10 nov. 2016

Vivre : let it be / 8



Elle se tenait à la réception, face à l'entrée.
Toutes ses collègues étaient apparemment occupées ailleurs.
Elle devait accueillir, répondre, 
et, selon toute vraisemblance, coordonner certaines informations.

La tâche devait être très ardue.
Trois fois, j'ai dû rappeler ma demande.
Trois fois, mon nom,
qu'elle venait pourtant de noter devant elle.
Trois fois, je l'ai vue partir dans un coin, puis un autre de l'étage,
tandis que ma réponse,
tombait à plat,
devant un ordinateur esseulé.

Elle communiquait comme ça,
continuellement :
parlant toujours à quelqu'un d'autre qu'à son interlocuteur.
Toujours ailleurs, plus loin, tâchant vainement de rattraper
un train en retard.

Finalement, on y est arrivées,
elle a retrouvé le nom du spécialiste,
elle a pu joindre le cabinet 
et m'a obtenu un rendez-vous. 

Fichu mois de novembre, mois de vaccinations et de refroidissements,
et mois du stress par excellence. 


9 nov. 2016

Habiter : se payer un luxe



Le soir était tombé, magnifique, depuis longtemps déjà. La maison se taisait, et la rue en contre-bas n'émettait que quelques rares sons assourdis. Dans la paix du moment, sous les lampes timides, je me suis frayé lentement un chemin parmi les meubles. Pas après pas, j'avançais au hasard de ma balade vespérale. On n'entendait plus que mes pieds libres et bavards, la peau élastique se décollant du sol, le craquement des articulations, les tensions des muscles, dans cet espace appelé loft, celui de la vie commune, qui ce soir-là était particulièrement solitaire.

Là, dans la semi-obscurité, j'ai réalisé le luxe que c'était d'avoir un toit et le temps de marcher, sans but, à l'aventure, chez soi.

8 nov. 2016

Ecouter : mieux vaut tard


Photo du net

C'était un matin après le marché.Un de ces moments précieux où la présence et le calme sont de la partie, où l'on ne cherche rien, où l'on n'a besoin de rien, et, par conséquent, où les découvertes se font d'elles-mêmes.

Je suis entrée dans la boutique.

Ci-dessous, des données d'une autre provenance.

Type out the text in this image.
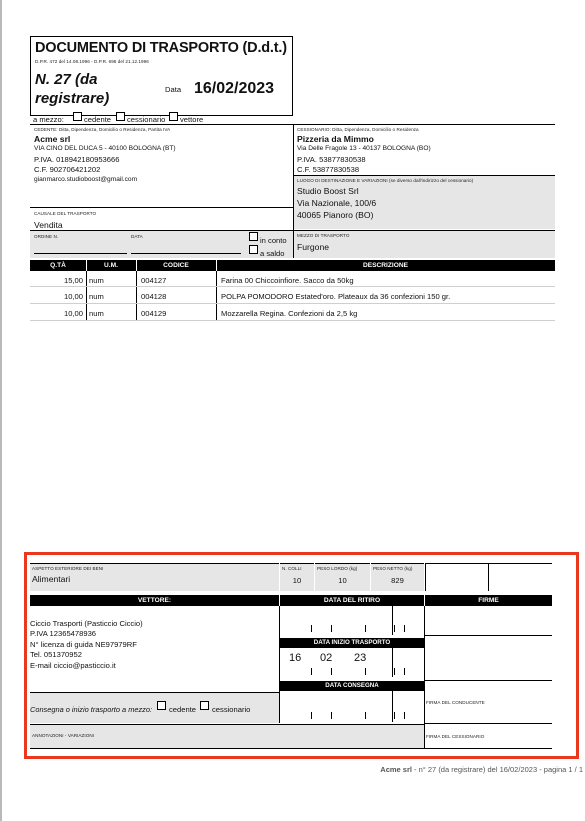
DOCUMENTO DI TRASPORTO (D.d.t.)
D.P.R. 472 del 14.08.1996 - D.P.R. 696 del 21.12.1996
N. 27 (da registrare)
Data 16/02/2023
a mezzo:	cedente cessionario vettore
CEDENTE: Ditta, Dipendenza, Domicilio o Residenza, Partita IVA
Acme srl
VIA CINO DEL DUCA 5 - 40100 BOLOGNA (BT)
P.IVA. 018942180953666
C.F. 902706421202
gianmarco.studioboost@gmail.com
CESSIONARIO: Ditta, Dipendenza, Domicilio o Residenza
Pizzeria da Mimmo
Via Delle Fragole 13 - 40137 BOLOGNA (BO)
P.IVA. 53877830538
C.F. 53877830538
LUOGO DI DESTINAZIONE E VARIAZIONI (se diverso dall'indirizzo del cessionario)
Studio Boost Srl
Via Nazionale, 100/6
40065 Pianoro (BO)
CAUSALE DEL TRASPORTO
Vendita
ORDINE N.	DATA	in conto
a saldo
MEZZO DI TRASPORTO
Furgone
Q.TÀ	U.M.	CODICE	DESCRIZIONE
15,00 num	004127	Farina 00 Chiccoinfiore. Sacco da 50kg
10,00 num	004128	POLPA POMODORO Estated'oro. Plateaux da 36 confezioni 150 gr.
10,00 num	004129	Mozzarella Regina. Confezioni da 2,5 kg
ASPETTO ESTERIORE DEI BENI
Alimentari
N. COLLI
10
PESO LORDO (kg)
10
PESO NETTO (kg)
829
VETTORE:	DATA DEL RITIRO	FIRME
Ciccio Trasporti (Pasticcio Ciccio)
P.IVA 12365478936
N° licenza di guida NE97979RF
Tel. 051370952
E-mail ciccio@pasticcio.it
DATA INIZIO TRASPORTO
16 02 23
DATA CONSEGNA
FIRMA DEL CONDUCENTE
FIRMA DEL CESSIONARIO
Consegna o inizio trasporto a mezzo: cedente cessionario
ANNOTAZIONI - VARIAZIONI
Acme srl - n° 27 (da registrare) del 16/02/2023 - pagina 1 / 1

Je me suis mise à regarder. Malgré les belles couleurs, les belles matières, je savais que je n'achèterais probablement rien. A chaque tentation, l'idée de devoir mettre un bagage en soute décourageais mes envies.

A un certain moment, je me suis sentie bercée par des accents jazzy : Si può stare dalla parte del giusto / Senza sapere di essere lì! La vendeuse m'a souri et indiqué un nom  que je ne connaissais pas.

Depuis lors, je l'écoute, surtout la nuit.


7 nov. 2016

Vivre : risquer sa tête



Début octobre (ou fin septembre, je ne sais plus) ce fut, au centre de Padoue, une jeune femme peu inspirée, qui me raconta n'avoir pas pu partir en vacances, pour des motifs qui se perdirent dans de nombreux soupirs et, qui, rappelée ensuite par sa collègue pour que je lui remette une pièce en guise de pourboire, me tendit une main absente, une main qui semblait soupirer elle aussi.

Il y a trois jours, dans cette ruelle animée, pas très loin de l'appartement que nous occupions, j'avoue que j'avais descendu avec quelque appréhension les six ou sept marches qui menaient au Kapsalon. Pour tout dire, c'est le panneau sur le trottoir, avec ses tarifs ridiculement bas, qui avait retenu mon attention. La ville regorgeait de salons trendy, à la décoration faussement négligée, qui devaient pratiquer des prix inversement proportionnels à leur sobriété apparente. Mais celui-ci paraissait à la fois paisible et particulièrement attractif.

Hop, courage, je suis entrée.

Il était petit. Râblé. Il m'a dit être Irakien. Et Arménien aussi (j'ai pensé : c'est possible, ça ? en maudissant mes lacunes géopolitiques). Très vite, une fois que j'eus refusé un café et qu'il eut pris note de ma demande, le silence s'est installé, pesant comme un lavabo de faïence. Je me suis retrouvée figée, en état de totale soumission.

Tant qu'il a coupé, je l'ai suivi du regard, j'avais encore le sentiment - certes faible, mais réel - de l'avoir à l’œil. C'est quand il a empoigné d'un geste péremptoire le foehn que j'ai définitivement perdu le contrôle. Un tsunami s'est abattu sur moi. J'ai dû fermer les yeux. Je me suis sentie secouée par des vents contraires et violents. Cramponnée aux accoudoirs, j'aurais presque dit une dernière prière.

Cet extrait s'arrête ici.